Tutto è molto introspettivo, prima anche, ma adesso è qualcosa di molto più
diretto rispetto a quello che era prima.
Ho la versione in vinile di Rheia e al suo interno ci sono quattro artwork rappresentanti parti del corpo umano, come mai avete optato per questa scelta?
È stata una scelta ben ponderata e fortemente voluta, perché il disco è davvero
personale, aperto e umano. Ho voluto che l’artwork rappresentasse qualcosa che
puoi quasi sentire al tatto, e ci sono solo poche cose con cui ottenere questo
risultato, come capelli, pelle e parti del corpo umano. Si tratta di cera per
candele, l’abbiamo sparsa sul mio corpo e sull’ acqua. Quando la cera tocca la
superficie dell’acqua e ci immergi la mano, per esempio, puoi creare bellissime
forme e figure. Tuttavia è davvero calda e fredda allo stesso tempo, perché
l’acqua era gelata in maniera da non far diventare dura la cera, che era
bollente. Abbiamo fatto ciò con il mio intero corpo e ha bruciato parecchio, ma
il risultato è molto bello. È parte del processo di lettura del disco, è qualcosa
che deve far male un po’ ed è esattamente ciò che ha fatto. Ho davvero voluto
farlo da sola perché è sia più semplice che personale. Quindi sì, ho voluto che
fosse una specie di secondo strato di pelle, in maniera da simbolizzare
un’evasione e un’apertura.
C'è qualche specie di connessione anche con i video?

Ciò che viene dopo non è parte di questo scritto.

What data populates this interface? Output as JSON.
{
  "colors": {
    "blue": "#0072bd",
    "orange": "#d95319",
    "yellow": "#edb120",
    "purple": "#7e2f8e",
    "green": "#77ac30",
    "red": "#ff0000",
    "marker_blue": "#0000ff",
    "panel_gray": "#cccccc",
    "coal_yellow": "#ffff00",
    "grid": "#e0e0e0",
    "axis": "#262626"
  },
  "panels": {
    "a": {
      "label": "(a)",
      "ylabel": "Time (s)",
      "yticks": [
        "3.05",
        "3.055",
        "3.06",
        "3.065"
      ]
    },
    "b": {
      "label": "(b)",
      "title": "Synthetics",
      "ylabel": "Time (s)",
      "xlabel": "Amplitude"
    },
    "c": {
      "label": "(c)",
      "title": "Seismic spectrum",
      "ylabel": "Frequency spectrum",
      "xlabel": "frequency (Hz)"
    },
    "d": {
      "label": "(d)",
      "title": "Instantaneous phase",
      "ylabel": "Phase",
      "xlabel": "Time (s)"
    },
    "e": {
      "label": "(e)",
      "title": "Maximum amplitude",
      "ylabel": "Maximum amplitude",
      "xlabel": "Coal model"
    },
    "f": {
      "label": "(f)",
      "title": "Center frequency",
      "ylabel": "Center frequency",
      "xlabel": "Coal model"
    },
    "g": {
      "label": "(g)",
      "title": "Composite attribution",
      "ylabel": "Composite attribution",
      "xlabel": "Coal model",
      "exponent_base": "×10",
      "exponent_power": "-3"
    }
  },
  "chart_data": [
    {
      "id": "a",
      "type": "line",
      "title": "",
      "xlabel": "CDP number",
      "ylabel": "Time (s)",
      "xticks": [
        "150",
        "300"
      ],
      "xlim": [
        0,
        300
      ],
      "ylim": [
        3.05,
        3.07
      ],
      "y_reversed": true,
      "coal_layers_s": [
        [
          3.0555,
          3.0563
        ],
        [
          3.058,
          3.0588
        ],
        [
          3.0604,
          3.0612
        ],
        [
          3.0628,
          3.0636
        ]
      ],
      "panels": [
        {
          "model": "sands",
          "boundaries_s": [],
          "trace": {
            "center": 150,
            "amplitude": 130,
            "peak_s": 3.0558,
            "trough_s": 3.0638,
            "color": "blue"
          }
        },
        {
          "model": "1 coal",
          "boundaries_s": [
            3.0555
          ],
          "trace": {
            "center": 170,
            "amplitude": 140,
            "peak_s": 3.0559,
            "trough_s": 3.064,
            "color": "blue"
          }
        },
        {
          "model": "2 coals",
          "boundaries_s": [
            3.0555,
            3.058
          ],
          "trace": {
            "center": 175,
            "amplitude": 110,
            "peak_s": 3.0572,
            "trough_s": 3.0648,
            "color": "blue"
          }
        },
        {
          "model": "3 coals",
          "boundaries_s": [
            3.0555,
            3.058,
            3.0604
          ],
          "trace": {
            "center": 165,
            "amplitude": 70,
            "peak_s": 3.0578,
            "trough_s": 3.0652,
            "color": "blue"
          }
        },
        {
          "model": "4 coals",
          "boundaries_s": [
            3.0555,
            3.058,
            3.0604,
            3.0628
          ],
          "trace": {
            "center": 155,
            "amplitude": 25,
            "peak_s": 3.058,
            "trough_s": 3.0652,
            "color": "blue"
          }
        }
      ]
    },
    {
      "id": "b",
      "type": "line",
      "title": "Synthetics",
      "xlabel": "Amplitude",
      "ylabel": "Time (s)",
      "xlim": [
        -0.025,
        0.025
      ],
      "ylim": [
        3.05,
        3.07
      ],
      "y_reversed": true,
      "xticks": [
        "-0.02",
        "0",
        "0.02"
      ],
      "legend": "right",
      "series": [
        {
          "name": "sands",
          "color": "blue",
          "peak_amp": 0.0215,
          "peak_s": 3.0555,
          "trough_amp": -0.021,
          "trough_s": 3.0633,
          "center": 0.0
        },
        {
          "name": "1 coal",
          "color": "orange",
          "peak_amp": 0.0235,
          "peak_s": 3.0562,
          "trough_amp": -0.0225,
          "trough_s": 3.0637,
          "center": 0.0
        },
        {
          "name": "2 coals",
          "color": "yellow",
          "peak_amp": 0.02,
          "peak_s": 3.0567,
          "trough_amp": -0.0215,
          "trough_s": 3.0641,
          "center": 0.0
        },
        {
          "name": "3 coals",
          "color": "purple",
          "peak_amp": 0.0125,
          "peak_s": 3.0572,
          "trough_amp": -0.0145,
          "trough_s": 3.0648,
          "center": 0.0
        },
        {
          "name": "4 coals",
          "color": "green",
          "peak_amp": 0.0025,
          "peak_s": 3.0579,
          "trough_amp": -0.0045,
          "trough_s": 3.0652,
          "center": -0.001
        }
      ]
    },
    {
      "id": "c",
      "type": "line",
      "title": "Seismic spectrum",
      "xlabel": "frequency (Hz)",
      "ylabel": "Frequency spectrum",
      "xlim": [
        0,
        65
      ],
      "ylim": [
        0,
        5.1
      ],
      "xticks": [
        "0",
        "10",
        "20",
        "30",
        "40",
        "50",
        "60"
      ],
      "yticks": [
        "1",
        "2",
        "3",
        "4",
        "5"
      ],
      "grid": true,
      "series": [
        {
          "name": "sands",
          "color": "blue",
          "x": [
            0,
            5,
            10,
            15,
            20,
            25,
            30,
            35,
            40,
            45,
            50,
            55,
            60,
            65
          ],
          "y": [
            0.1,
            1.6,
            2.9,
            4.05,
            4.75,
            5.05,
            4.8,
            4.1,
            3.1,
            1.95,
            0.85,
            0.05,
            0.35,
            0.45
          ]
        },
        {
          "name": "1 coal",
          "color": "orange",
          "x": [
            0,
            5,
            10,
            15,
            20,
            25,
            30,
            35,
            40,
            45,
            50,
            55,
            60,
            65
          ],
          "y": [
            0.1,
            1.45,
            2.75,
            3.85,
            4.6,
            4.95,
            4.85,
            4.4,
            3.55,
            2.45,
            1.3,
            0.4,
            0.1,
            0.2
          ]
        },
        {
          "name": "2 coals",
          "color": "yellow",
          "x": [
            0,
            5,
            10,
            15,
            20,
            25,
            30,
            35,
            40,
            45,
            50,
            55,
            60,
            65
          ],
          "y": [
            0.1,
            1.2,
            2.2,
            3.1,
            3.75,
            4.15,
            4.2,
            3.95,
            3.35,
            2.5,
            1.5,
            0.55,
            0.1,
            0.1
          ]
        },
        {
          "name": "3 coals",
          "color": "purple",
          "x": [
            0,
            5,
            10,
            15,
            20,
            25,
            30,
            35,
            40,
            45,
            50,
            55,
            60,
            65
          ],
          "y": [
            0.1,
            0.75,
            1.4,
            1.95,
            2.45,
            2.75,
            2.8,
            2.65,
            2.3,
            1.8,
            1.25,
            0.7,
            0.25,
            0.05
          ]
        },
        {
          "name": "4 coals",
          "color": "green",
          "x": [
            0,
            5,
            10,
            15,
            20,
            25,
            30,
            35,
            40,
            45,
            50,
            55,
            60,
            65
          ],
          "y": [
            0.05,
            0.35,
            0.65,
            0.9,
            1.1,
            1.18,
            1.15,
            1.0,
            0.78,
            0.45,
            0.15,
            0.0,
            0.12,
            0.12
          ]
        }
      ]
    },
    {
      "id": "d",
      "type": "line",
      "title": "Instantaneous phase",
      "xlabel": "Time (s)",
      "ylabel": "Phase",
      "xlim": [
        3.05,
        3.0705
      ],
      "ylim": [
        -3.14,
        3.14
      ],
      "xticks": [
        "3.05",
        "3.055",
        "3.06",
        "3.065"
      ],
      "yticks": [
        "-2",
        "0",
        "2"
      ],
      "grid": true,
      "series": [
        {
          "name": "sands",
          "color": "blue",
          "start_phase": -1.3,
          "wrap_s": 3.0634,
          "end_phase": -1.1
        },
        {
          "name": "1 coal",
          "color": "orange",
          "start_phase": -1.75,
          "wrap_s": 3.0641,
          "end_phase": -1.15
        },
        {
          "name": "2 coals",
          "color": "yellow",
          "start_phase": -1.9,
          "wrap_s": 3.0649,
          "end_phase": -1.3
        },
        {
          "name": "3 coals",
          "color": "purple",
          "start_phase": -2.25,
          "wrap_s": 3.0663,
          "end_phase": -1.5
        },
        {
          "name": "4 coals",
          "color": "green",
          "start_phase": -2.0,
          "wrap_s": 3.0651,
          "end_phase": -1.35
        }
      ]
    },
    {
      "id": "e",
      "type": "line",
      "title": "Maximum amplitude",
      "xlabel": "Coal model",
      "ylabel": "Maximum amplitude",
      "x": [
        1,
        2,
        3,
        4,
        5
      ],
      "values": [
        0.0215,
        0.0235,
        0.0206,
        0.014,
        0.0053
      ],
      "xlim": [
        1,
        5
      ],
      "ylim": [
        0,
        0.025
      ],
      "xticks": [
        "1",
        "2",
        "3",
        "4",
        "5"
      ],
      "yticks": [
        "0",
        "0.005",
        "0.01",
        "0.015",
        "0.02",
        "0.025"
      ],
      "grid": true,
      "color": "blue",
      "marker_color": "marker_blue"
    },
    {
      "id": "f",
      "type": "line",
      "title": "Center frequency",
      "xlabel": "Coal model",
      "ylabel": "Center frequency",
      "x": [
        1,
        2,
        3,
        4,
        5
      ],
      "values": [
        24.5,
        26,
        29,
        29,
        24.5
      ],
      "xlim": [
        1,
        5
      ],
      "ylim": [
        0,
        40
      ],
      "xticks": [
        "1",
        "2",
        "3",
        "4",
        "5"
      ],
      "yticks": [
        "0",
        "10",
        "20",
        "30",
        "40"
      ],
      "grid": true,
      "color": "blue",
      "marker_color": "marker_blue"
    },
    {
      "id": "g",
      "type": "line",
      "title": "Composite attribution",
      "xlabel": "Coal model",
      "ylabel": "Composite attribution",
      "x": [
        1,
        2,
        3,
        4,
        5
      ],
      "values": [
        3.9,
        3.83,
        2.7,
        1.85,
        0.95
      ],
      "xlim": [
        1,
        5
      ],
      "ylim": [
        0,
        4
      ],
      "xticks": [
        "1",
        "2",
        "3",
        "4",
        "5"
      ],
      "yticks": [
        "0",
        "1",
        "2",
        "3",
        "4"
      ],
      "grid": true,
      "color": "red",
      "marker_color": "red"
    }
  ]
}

Sì, è tutto connesso. Il primo video dovrebbe trasmettere una specie di
stranezza e imbarazzo nelle persone che lo vedono. È strano infatti guardare il
video perché trasmette quasi nudità. Di solito quando facciamo dei video non ci
puoi realmente vedere, è tutto molto coperto. Questo d’altra parte è davvero
nudo, essenziale e puro, e volevo che le persone si sentissero imbarazzate nel
guardarlo, ed è quello che trasmette. Il testo è davvero diretto, e spesso
quando ne parli con qualcuno, quella persona rimane sorpresa e colpita e quando
guardano il video lo sentono sulla loro pelle, è esattamente quello che volevo
trasmettere.
Siete parte della Church of Ra, che è nota maggiormente per gli Amenra. Come vi ha influenzato ciò, avendo anche un membro degli Amenra con voi? Quale è la connessione che avete con la Church of Ra e il Belgio in particolare?
Abbiamo un musicista che fa parte degli Amenra, ma prima di suonarci gli
Oathbreaker già esistevano, quindi non siamo una specie di side-project. Tutta
la Church of Ra è una specie di collettivo, persone che si conosco, siamo tutti
amici. Condividiamo lo stesso background musicale e abbiamo membri in diverse
band. È una cerchia di persone molto aperte mentalmente e talentuose, è davvero
facile creare una nuova band con tutte queste persone interessate. Un esempio
sono i Wiegedood che sono nati così. Tuttavia non è sempre la stessa gente e al
centro non c’è sempre e solo la musica, ma anche l’arte, la fotografia e tutto
ciò che riguarda la grafica. C’è un sacco di gente interessata in circa le
stesse cose e anche se non lo sono si influenzano a vicenda con altri
interessi. Per esempio io lavoro per un sacco di brand nell’ambito della moda e
faccio design grafici e visuali per loro. Ci sono davvero tante cose che ci
connettono l’uno all’altro, e non è tutto ristretto alla sola musica. Viviamo
tutti nella stessa area e siamo un gruppo di buoni amici, ed è una bellissima
cosa da avere. I gruppi sono anche molto diversi: gli Oathbreaker, per esempio,
sono molto diversi dagli Amenra. Si tratta solo di buona musica e buoni amici,
ed è la cosa più importante.
Prima del tour il vostro batterista ha lasciato la band, in che circostanze? E come siete riusciti a trovarne un altro?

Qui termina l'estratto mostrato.